After dinner, now sipping from the small coffee cup in his hand, now setting it down to move excitedly about the room, he talked of his life, his book, his plans. He told anecdotes, strange adventures; he drew his own inverted morals; he sketched his fantastic opinions; he was in truth fascinating, a speaking face, a lithe, brilliant presence, a voice of edged persuasion. He turned witty phrases. Poor Joan! One sentence in ten she understood and answered with her slow smile and her quaint, murmured, “Well!” His eloquence did her at least the service of making her forget herself. She was rather crestfallen because he had not complimented her; his veiled look of appreciation, this coming to of his real self was too subtle a flattery for her perception. Nevertheless, his talk pleased her. She did not want to disappoint him, so she drew herself up straight in the big red-lacquered chair, sipped her coffee, in dainty imitation of him, gave him the full, deep tribute of her gaze, asked for no explanations and let the astounding statements he made, the amazing pictures he drew, cut their way indelibly into her most sensitive and preserving memory.

Afterwards, at night, for the first time she did not weep for Pierre, the old lost Pierre who had so changed into a torturer, but, wakeful, her brain on fire, she pondered over and over the things she had just heard, feeling after their meaning, laying aside for future enlightenment what was utterly incomprehensible, arguing with herself as to the truth of half-comprehended speeches—an ignorant child wrestling with a modern philosophy, tricked out in motley by a ready wit.

There were more personal memories that gave her a flush of pleasure, for after midnight, as she was leaving him, he came near to her, took her hand with a grateful “Joan, you’ve done so much for me to-night, you’ve made me happy,” and the request, “You won’t put your hair back to the old way, will you? You will wear pretty things, if I give them to you, won’t you?” in a beseeching spoiled-boy’s voice, very amusing and endearing to her.

He gave her the “pretty things,” whole quantities of them, fine linen to be made up into underwear, soft white and colored silks and crÊpes, which Joan, remembering the few lessons in dressmaking she had had from Maud Upper and with some advice from Prosper, made up not too awkwardly, accepting the mystery of them as one of Prosper’s magic-makings. And, in the meantime, her education went on. Prosper read aloud to her, gave her books to read to herself, questioned her, tutored her, scolded her so fiercely sometimes that Joan would mount scarlet cheeks and open angry eyes. One day she fairly flung her book from her and ran out of the room, stamping her feet and shedding tears. But back she came presently for more, thirsting for knowledge, eager to meet her trainer on more equal grounds, to be able to answer him to some purpose, to contradict him, to stagger ever so slightly the self-assurance of his superiority.

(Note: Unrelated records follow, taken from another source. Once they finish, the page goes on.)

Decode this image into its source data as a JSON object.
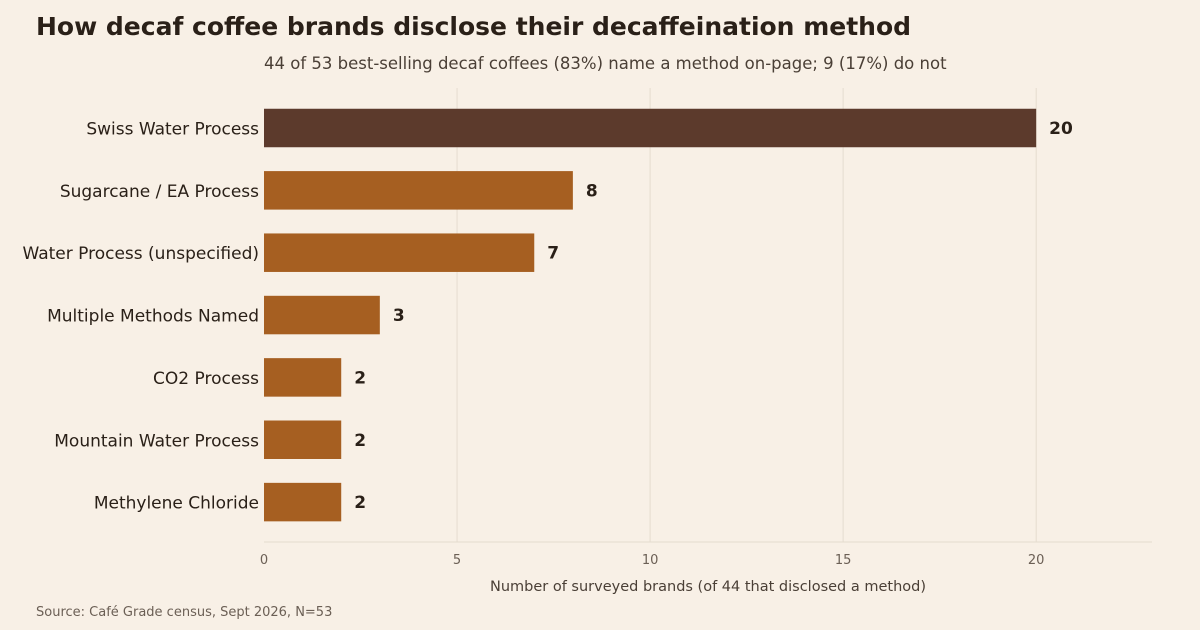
{
  "chart_data": {
    "type": "bar",
    "orientation": "horizontal",
    "title": "How decaf coffee brands disclose their decaffeination method",
    "subtitle": "44 of 53 best-selling decaf coffees (83%) name a method on-page; 9 (17%) do not",
    "xlabel": "Number of surveyed brands (of 44 that disclosed a method)",
    "ylabel": "",
    "categories": [
      "Swiss Water Process",
      "Sugarcane / EA Process",
      "Water Process (unspecified)",
      "Multiple Methods Named",
      "CO2 Process",
      "Mountain Water Process",
      "Methylene Chloride"
    ],
    "values": [
      20,
      8,
      7,
      3,
      2,
      2,
      2
    ],
    "highlight_index": 0,
    "xlim": [
      0,
      23
    ],
    "xticks": [
      0,
      5,
      10,
      15,
      20
    ],
    "grid": "vertical",
    "source": "Source: Café Grade census, Sept 2026, N=53",
    "colors": {
      "background": "#f8f0e6",
      "bar": "#a65f21",
      "bar_highlight": "#5c3a2c",
      "grid": "#e5dccf",
      "text": "#2a2018",
      "muted": "#4a3f36"
    }
  }
}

And Prosper enjoyed the training of his captive leopardess, though he sometimes all but melted over the pathos of her and had much ado to keep his hands from her unconscious young beauty.

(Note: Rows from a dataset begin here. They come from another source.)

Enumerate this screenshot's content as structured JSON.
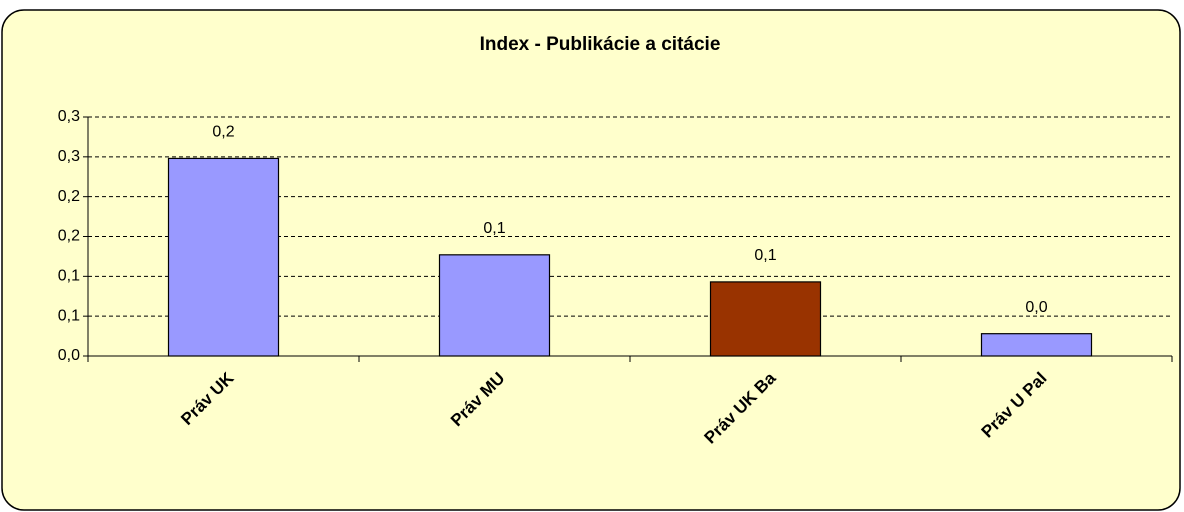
{
  "chart_data": {
    "type": "bar",
    "title": "Index - Publikácie a citácie",
    "categories": [
      "Práv UK",
      "Práv MU",
      "Práv UK Ba",
      "Práv U Pal"
    ],
    "values": [
      0.248,
      0.127,
      0.093,
      0.028
    ],
    "value_labels": [
      "0,2",
      "0,1",
      "0,1",
      "0,0"
    ],
    "colors": [
      "#9999ff",
      "#9999ff",
      "#993300",
      "#9999ff"
    ],
    "ylim": [
      0,
      0.3
    ],
    "yticks": [
      {
        "value": 0,
        "label": "0,0"
      },
      {
        "value": 0.05,
        "label": "0,1"
      },
      {
        "value": 0.1,
        "label": "0,1"
      },
      {
        "value": 0.15,
        "label": "0,2"
      },
      {
        "value": 0.2,
        "label": "0,2"
      },
      {
        "value": 0.25,
        "label": "0,3"
      },
      {
        "value": 0.3,
        "label": "0,3"
      }
    ],
    "grid": true
  }
}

“You’re so changed, Joan,” he said one day abruptly. “You’ve grown as thin as a reed, child; I can see every bone, and your eyes—don’t you ever shut them any more?”

Joan, prone on the skin before the fire, elbows on the fur, hands to her temples, face bent over a book, looked up impatiently.

“I’d not be talkin’ now if I was you, Mr. Gael. You had ought to be writin’ an’ I’m readin’. I can’t talk an’ read; seems when I do a thing I just hed to do it!”

Prosper laughed and returned chidden to his task, but he couldn’t help watching her, lying there in her blue frock across his floor, like a tall, thin Magdalene, all her rich hair fallen wildly about her face. She was such a child, such a child!